Whoever is holding the single winning ticket for the $521 Mega Millions jackpot is about to discover the tricky part of winning big: remaining anonymous.
The ticket for Friday night's drawing was purchased in New Jersey, a state that does not allow lottery winners to claim their prize anonomously.
While the winner could claim the prize via a trust, New Jersey lottery officials can release the person's name and home town due to state laws, said Jason Kurland, an attorney with Certilman Balin Adler & Hyman, a law firm in East Meadow, New York.
Only a handful of states let winners remain anonymous when they collect their prize. Yet experts say it's the most important step to take to protect your sudden wealth.
Whether the winner can shield their identity or not, they should assemble a team of professionals who are experienced in helping lottery winners. That includes an attorney — this should be the first call — an accountant and a financial advisor. These experts should be chosen carefully.
Here are some tips for whoever is holding that winning ticket to maintain their privacy as much as possible.
Your first urge might be to share your exciting news with, well, the world. However, the fewer people who know, the better — even if you are able to claim your prize anonymously.

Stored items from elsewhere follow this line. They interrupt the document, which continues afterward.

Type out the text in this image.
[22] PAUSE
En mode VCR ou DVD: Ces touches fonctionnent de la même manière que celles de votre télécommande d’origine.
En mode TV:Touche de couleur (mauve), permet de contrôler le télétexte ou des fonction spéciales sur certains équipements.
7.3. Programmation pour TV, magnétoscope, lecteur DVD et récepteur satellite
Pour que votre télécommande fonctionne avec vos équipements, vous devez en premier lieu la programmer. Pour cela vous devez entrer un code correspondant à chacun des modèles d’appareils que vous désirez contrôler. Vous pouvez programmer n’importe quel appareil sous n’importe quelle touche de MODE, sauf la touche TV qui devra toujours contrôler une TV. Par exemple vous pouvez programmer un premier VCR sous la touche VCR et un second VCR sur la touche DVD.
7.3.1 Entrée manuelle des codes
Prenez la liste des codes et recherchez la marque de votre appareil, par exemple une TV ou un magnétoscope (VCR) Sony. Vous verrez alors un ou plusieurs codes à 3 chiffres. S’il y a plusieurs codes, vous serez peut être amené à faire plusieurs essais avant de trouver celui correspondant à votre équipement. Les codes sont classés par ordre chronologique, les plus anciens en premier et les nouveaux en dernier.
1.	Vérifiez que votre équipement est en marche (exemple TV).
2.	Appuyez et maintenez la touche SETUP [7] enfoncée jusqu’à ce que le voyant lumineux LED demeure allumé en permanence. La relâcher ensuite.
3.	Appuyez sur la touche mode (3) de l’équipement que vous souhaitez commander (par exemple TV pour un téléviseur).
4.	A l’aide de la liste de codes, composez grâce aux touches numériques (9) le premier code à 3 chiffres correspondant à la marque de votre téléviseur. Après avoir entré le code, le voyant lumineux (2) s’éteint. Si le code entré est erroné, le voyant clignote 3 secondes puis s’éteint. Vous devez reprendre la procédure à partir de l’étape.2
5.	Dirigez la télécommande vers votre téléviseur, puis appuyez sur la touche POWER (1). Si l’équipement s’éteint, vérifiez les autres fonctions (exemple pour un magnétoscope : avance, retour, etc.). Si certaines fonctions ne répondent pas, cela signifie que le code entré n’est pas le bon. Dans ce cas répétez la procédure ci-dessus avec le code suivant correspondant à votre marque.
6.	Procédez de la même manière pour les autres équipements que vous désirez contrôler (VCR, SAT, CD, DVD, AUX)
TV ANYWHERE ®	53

"Obviously it may be impossible to keep it from immediate family, but news like this travels quickly," said Kurland, who specializes in helping lottery winners.
Past winners have discovered the hard way that long-lost friends and relatives can come out of the woodwork looking for a piece of the prize. And it can happen even if you claim your money anonymously.
"Try to keep the circle of people who know as small as possible," Kurland said.
If you won't be able to remain anonymous when you collect your winnings, shut down your social media accounts in advance, Kurland said.
"The media will try to find as many pictures of a winner as possible, and social media is the first place to look," Kurland said. "You also want to make sure there's as little personal information out there like your phone number or address."
While any determined snooper or scammer could probably track down that information, you don't want to make it easy for them.
Kurland said he advises big-jackpot winners to skip out the day they claim their prize.
"Just being out of town for a few days can help," Kurland said. "In this 24-hour news cycle, the interest in a winner will hopefully disappear after a few days. If you can avoid being around for a week, you might be able to escape the initial exposure."
Even in states that let you collect your winnings anonymously, lottery officials might reveal the town where you live.
"Everyone there will be looking around to see who is spending more, who quit their job, who is taking big vacations," Kurland said. "Winners should enjoy their new-found wealth, but if anonymity is a main concern, it can be a difficult balance to strike."